讲座题目：Hierarchical MapReduce: Towards Simplified Cross‐domain Data Processing
主 讲 人：骆远 博士
MapReduce is a programming model well suited to processing large datasets using high-throughput parallelism running on a large number of compute resources. While it has proven useful on data-intensive high throughput applications, conventional MapReduce model limits itself to scheduling jobs within a single cluster. As job sizes become larger, single-cluster solutions grow increasingly inadequate. Additionally, the input dataset could be very large and widely distributed across multiple clusters. Feeding large datasets repeatedly to remote computing resources becomes the bottleneck. When mapping such data-intensive tasks to compute resources, scheduling algorithms need to determine whether to bring data to computation or bring computation to data. We present a Hierarchical MapReduce framework that gathers computation resources from different clusters and runs MapReduce jobs across them.
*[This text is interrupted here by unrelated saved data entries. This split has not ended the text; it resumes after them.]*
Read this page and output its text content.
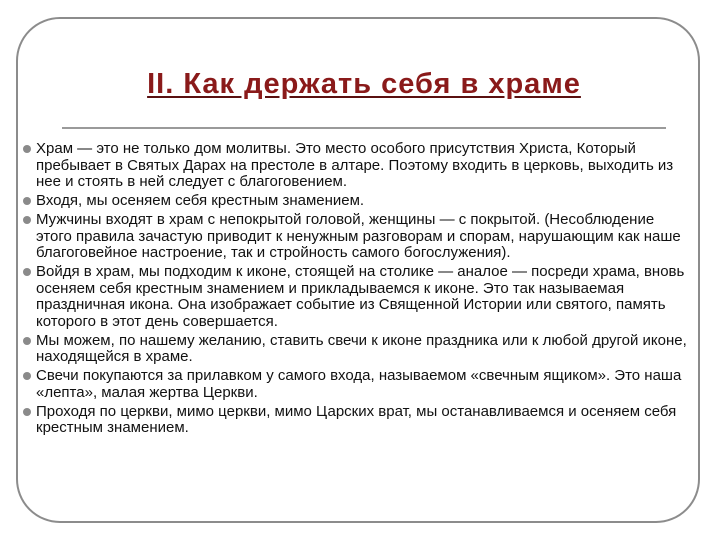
II. Как держать себя в храме
Храм — это не только дом молитвы. Это место особого присутствия Христа, Который пребывает в Святых Дарах на престоле в алтаре. Поэтому входить в церковь, выходить из нее и стоять в ней следует с благоговением.
Входя, мы осеняем себя крестным знамением.
Мужчины входят в храм с непокрытой головой, женщины — с покрытой. (Несоблюдение этого правила зачастую приводит к ненужным разговорам и спорам, нарушающим как наше благоговейное настроение, так и стройность самого богослужения).
Войдя в храм, мы подходим к иконе, стоящей на столике — аналое — посреди храма, вновь осеняем себя крестным знамением и прикладываемся к иконе. Это так называемая праздничная икона. Она изображает событие из Священной Истории или святого, память которого в этот день совершается.
Мы можем, по нашему желанию, ставить свечи к иконе праздника или к любой другой иконе, находящейся в храме.
Свечи покупаются за прилавком у самого входа, называемом «свечным ящиком». Это наша «лепта», малая жертва Церкви.
Проходя по церкви, мимо церкви, мимо Царских врат, мы останавливаемся и осеняем себя крестным знамением.
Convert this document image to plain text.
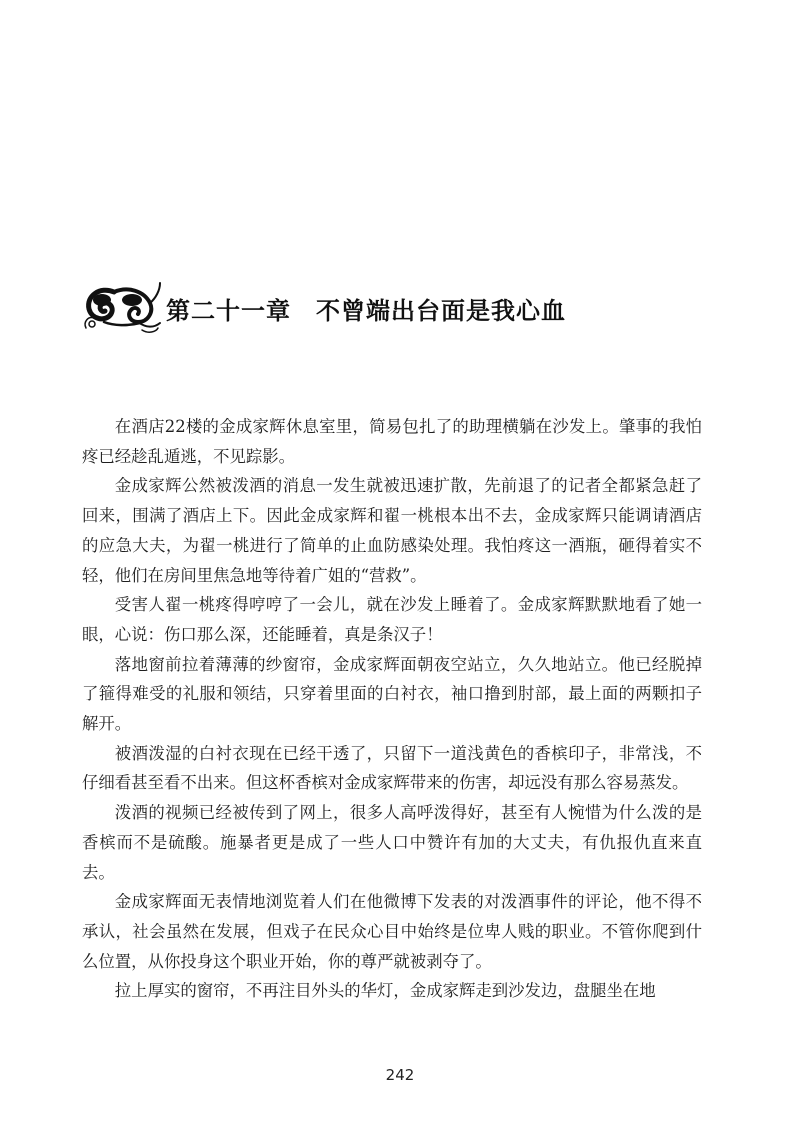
第二十一章　不曾端出台面是我心血

在酒店22楼的金成家辉休息室里，简易包扎了的助理横躺在沙发上。肇事的我怕疼已经趁乱遁逃，不见踪影。

金成家辉公然被泼酒的消息一发生就被迅速扩散，先前退了的记者全都紧急赶了回来，围满了酒店上下。因此金成家辉和翟一桃根本出不去，金成家辉只能调请酒店的应急大夫，为翟一桃进行了简单的止血防感染处理。我怕疼这一酒瓶，砸得着实不轻，他们在房间里焦急地等待着广姐的“营救”。

受害人翟一桃疼得哼哼了一会儿，就在沙发上睡着了。金成家辉默默地看了她一眼，心说：伤口那么深，还能睡着，真是条汉子！

落地窗前拉着薄薄的纱窗帘，金成家辉面朝夜空站立，久久地站立。他已经脱掉了箍得难受的礼服和领结，只穿着里面的白衬衣，袖口撸到肘部，最上面的两颗扣子解开。

被酒泼湿的白衬衣现在已经干透了，只留下一道浅黄色的香槟印子，非常浅，不仔细看甚至看不出来。但这杯香槟对金成家辉带来的伤害，却远没有那么容易蒸发。

泼酒的视频已经被传到了网上，很多人高呼泼得好，甚至有人惋惜为什么泼的是香槟而不是硫酸。施暴者更是成了一些人口中赞许有加的大丈夫，有仇报仇直来直去。

金成家辉面无表情地浏览着人们在他微博下发表的对泼酒事件的评论，他不得不承认，社会虽然在发展，但戏子在民众心目中始终是位卑人贱的职业。不管你爬到什么位置，从你投身这个职业开始，你的尊严就被剥夺了。

拉上厚实的窗帘，不再注目外头的华灯，金成家辉走到沙发边，盘腿坐在地

242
The applications implemented in this framework adopt the Map-Reduce-GlobalReduce model where computations are expressed as three functions: Map, Reduce, and GlobalReduce. Two scheduling algorithms are introduced: Compute Capacity Aware Scheduling for compute-intensive jobs and Data Location Aware Scheduling for data-intensive jobs. Experimental evaluations using a molecule binding prediction tool, AutoDock, and grep demonstrate promising results for our framework.